The spectacular Bolivian sunflower blossoms are up to 6 in (cm) in diameter and and have a light honeylike fragrance. Click here to download a large version of this image.
Bolivian sunflower is the towering big brother of the popular Mexican sunflower (T. rotundifolia Easily reaching up to 16 ft (5 m) tall and more than 12 ft (3.6 m) across, this sunflower makes a commanding statement. Bolivian sunflower has many branches and large coarse and hairy leaves that are oblong with marginal lobes and up to 14 in (35 cm) long. Bolivian sunflower grows fast and large during the spring and summer, then in autumn and winter it covers itself with hundreds of yellow-orange sunflowers, 3-6 in (7.5-15 cm) across. Each composite flower has 11-13 ray florets and 200-300 disc florets. All can give rise to seeds. The flowers smell like honey and are attractive to bees and butterflies. The seeds are small and can ride on the wind for several meters.
Location Tithonia diversifolia occurs naturally in Mexico and Central America. It has escaped cultivation and become established in tropical and subtropical areas throughout the world, including South Florida.
Culture Light: Sunflowers need full sun. Moisture: Although Bolivian sunflower does best in hot, dry climates and well drained soils, it still needs plenty of water. Hardiness: USDA Zones 9-11. Light frosts and freezes will kill Bolivian sunflowers to the ground, but if the damage isn't too bad, they come back in spring. Some people have had success with this tropical in Zone 8. In frost free climates, this sunflower can achieve the proportions of a small house. Propagation: The easiest way to start a new Bolivian sunflower is just to take a piece of stem, say 10 in (25 cm) long and an inch (2.5 cm) or so in diameter, and stick it in the ground. Don't water too much, and it should start producing roots and new leaves in a few days. You can also plant the seeds as soon as they ripen.

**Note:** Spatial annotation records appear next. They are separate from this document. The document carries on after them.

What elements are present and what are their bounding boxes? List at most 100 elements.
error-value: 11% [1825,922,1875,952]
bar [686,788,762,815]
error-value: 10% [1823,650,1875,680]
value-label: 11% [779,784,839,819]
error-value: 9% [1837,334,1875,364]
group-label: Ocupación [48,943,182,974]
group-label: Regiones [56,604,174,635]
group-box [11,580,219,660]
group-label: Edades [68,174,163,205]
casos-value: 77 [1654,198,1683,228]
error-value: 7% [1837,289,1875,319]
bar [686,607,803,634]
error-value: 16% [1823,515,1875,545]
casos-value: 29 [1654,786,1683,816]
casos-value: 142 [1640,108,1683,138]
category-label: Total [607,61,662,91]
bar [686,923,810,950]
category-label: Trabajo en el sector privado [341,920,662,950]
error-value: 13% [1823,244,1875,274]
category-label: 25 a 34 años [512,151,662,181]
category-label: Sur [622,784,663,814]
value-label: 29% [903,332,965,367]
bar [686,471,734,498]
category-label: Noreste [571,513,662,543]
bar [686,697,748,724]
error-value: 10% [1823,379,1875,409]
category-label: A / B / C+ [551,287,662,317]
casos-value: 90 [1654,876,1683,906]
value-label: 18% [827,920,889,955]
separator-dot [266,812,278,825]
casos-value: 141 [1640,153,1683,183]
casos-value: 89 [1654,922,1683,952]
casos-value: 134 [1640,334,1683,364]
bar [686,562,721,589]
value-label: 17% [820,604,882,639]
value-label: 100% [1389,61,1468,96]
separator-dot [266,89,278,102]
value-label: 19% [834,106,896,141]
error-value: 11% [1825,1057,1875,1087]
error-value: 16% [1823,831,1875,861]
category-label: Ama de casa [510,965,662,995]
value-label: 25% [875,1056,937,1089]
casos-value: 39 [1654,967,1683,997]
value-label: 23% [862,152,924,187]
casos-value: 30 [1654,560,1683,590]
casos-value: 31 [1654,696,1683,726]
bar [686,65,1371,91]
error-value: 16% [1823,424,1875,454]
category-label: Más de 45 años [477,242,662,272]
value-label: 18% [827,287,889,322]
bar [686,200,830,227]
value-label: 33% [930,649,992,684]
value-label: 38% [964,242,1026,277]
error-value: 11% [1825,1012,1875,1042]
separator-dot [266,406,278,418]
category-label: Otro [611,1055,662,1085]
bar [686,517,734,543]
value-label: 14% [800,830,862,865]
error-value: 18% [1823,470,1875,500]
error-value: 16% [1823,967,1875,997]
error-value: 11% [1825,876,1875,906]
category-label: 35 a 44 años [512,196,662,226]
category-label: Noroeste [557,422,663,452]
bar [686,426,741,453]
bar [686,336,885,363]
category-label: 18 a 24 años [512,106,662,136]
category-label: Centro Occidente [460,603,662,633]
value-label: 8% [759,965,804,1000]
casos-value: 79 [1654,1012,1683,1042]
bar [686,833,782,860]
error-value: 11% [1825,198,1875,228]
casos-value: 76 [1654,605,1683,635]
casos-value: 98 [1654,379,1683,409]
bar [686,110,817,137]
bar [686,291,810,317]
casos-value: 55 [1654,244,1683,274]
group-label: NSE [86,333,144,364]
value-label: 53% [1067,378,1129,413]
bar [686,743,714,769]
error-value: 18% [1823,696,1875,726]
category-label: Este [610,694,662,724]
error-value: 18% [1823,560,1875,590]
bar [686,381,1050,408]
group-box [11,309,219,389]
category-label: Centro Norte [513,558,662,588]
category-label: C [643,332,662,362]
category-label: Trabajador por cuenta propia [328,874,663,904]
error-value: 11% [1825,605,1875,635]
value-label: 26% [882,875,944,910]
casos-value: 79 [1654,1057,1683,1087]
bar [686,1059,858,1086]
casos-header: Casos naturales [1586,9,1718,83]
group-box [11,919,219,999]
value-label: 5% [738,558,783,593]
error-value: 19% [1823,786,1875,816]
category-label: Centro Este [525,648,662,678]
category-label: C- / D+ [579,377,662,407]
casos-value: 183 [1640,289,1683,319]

Jack grows this Bolivian sunflower in his Zone 8 garden where it succumbs to frost and freezes each winter and may or may not grow back from the roots in spring. Stem cuttings taken in fall and over-wintered indoors ensure Bolivian sunflowers for the following season.
Bolivian sunflower is an imposing shrub and is best suited to the larger landscape. It is a big, rangy plant and not inclined to be neat and tidy. Several of these fast growing biggies will make a great screen, and make it fast. Sometimes branches break off and may take root where they lie on the ground, thus speeding the development of the screen. Alternatively, place a Bolivian sunflower in back of the shrub border or all alone as a single specimen. When in bloom, Bolivian sunflower draws attention to itself. Dead-heading is recommended to prolong the flowering season, but you may need a bucket truck to reach the higher flowers. You can prune Bolivian sunflower back hard after blooming to keep it from overtaking the neighborhood.
Bolivian sunflower has various medicinal uses among herbalists in tropical America, southern Asia and Africa. It currently is being investigated for anti-malarial properties.
Unfortunately, I can't grow Bolivian sunflower in my yard because the squirrels and the deer eat them to the ground. The white-tailed deer eat the leaves, and the gray squirrels eat the stems. Even pieces of stem that I tried to start in nursery pots and hid behind the greenhouse were discovered and eaten by the squirrels. Researching this article, I learned that Tithonia diversifolia leaves and stems are particularly high in nutrients (especially N, P and K) and are used as fertilizer in tropical regions. I guess the squirrels already knew that.
In frost free areas Bolivian sunflower can spread and become an invasive nuisance. The species is still relatively new to North American gardeners and it has not yet been placed on Florida's invasive plant list. However, Bolivian sunflower has established in many areas of South Florida and reports are coming in that it is causing damage to native plants.